Sunday, September 18, 2011


Sunsets! I love the light at the end of the day. I shoot nearly every night, but lately have not posted them here. Though beautiful, and symbolically rich, interesting sunset photography is a challenge. Here are the last three, and then I’ll get to other recent photos.

Thursday sunset over Sisters Rocks, Andrew D. Barron©9/15/11
Sunset at Gold Beach, Andrew D. Barron©9/16/11
Sunset at Nesika Beach dead end, Andrew D. Barron©9/17/11
Okay, stepping back again to Thursday clouds.
Thursday clouds, Andrew D. Barron©9/15/11
On this night, I turned the camera on me and sang a few songs. It has been some time since my last musical performances. Afterwards, I walked down the former highway alignment, up hill and behind locked gates.
Old highway 101 above Sisters Rocks, Andrew D. Barron©9/15/11
The songs were spontaneous and unrehearsed as usual. Watch me sing Bill Monroe’s Close By and Green Pastures (Going Up Home). Both songs are definitely in the hard-for-me-to-sing category.

While singing, I saw many exhale spouts of whales far out in the Pacific. In the past, I have seen three or four here or there, but on this night I saw about forty.

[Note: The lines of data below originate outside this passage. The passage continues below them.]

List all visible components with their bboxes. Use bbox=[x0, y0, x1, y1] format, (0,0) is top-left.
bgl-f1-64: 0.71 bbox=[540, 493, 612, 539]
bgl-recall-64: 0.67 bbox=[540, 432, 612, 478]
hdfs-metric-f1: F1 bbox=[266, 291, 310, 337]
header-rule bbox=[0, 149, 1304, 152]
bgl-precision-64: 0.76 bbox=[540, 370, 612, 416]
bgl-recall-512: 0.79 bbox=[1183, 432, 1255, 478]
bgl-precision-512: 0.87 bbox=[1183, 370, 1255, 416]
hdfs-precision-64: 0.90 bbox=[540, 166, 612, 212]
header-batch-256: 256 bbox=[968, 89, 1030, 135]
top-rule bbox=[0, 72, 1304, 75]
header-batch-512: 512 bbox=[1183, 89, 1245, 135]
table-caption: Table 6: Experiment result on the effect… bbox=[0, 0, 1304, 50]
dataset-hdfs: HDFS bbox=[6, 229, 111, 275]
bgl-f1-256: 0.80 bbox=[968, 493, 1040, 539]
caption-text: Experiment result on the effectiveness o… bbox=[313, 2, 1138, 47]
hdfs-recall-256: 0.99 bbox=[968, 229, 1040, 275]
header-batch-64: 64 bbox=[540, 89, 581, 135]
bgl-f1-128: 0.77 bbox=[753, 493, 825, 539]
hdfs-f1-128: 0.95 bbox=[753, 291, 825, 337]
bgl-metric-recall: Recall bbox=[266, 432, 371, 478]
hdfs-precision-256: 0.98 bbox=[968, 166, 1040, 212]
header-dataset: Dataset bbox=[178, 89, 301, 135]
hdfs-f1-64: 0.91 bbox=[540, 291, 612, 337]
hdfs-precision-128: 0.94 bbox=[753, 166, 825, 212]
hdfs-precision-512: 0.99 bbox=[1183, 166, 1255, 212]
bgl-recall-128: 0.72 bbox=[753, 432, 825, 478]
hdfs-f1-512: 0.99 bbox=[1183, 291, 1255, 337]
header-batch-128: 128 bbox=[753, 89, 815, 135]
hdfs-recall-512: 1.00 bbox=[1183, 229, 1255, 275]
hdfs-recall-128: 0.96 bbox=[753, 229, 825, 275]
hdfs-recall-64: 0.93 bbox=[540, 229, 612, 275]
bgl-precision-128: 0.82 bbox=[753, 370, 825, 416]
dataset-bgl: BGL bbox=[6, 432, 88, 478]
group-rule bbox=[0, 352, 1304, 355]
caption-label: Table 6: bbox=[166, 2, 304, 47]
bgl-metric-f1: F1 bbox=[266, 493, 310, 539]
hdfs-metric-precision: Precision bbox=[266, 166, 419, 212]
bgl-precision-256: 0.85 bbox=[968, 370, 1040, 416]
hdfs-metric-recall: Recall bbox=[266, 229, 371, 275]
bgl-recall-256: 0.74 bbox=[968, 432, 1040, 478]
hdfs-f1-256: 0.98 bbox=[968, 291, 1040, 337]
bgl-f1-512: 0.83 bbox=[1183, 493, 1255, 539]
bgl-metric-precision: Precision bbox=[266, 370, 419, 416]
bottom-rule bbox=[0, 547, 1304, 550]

Onto Friday. I know: I find electricity, transformers, and powerlines very interesting.
Reflective patterns: transformer, Andrew D. Barron©9/16/11
On Friday morning, the power went out twice. Solar activity is also very interesting to me. The ACE satellite is positioned where gravity of Earth and Sun are equal, cited as about 1 million miles out. Here is the 6 hour data I saved to illustrate an observation:
ACE 6 hour data 9/16/11
There is a little bit of math I usually do. First, notice the two peaks of the solar wind speed on the right hand side. They are at 15 and 17, 440 and 460km/s respectively, so I will say 450km/s for this example. Thus, ACE receives these pulses of speedier solar wind at very close to 60 minutes before they hit Earth.[((1.6x10^6km ÷ 450km/s) ÷ 60s/min) = 59.6min] Next, I convert UTC time to PST (-8). The spikes were at about 15 and 17 (7 and 9), and took an hour to reach earth at 8 and 10a.m. This is when the power went off. Whatever the cause of flickering lights, it isn’t too good for sensitive electronics. One would have to likely need to know more about the direction of the solar wind stream. My quick math assumes a direct hit; but I did the exercise because the power went out. During a prolonged outage however, access to ACE data is obviously unavailable. I suspect the bump, or impulsivity is what tripped the power here. Alternately, it could have something to do with the angle, Phi, where it changed abruptly from 360 to 0.
Nature's forms and the forms of man, Andrew D. Barron©9/16/11
Saturday: Went to Port Orford this morning. I had my megazoom Sony for these shots:
Nature's forms and the forms of man, Andrew D. Barron©9/17/11
I wish the image quality was better:
Nature's forms and the forms of man, Andrew D. Barron©9/17/11
After weeks of very few persistent trails, today was different.
Jet, Andrew D. Barron©9/17/11
I picked up some brake pads at the parts store and couldn’t help myself, and picked up the beefy Marshall Gas Control propane hose for my camping set up. The tube is thick, and the copper ring clamps seem very sturdy. Below, the fittings are disassembled to show this makeshift hose for connecting a bulk tank to a camp stove.
Propane hose and fittings, Andrew D. Barron©9/17/11
Even the inner diameter of the hose is bigger; the Century hose on the bottom. This seems good to me.
Propane hose, Andrew D. Barron©9/17/11
With a 12mm and 17mm wrenches, I replaced the pads. It was a pretty quick job. Probably should turn or replace this rotor, too.
New brakes, Andrew D. Barron©9/17/11
It was sunny most of the day, with many whispy clouds. This sun halo caught my eye.
Full circle sun dog, Andrew D. Barron©9/17/11
Big ’ol lens on the H1, Saturday night.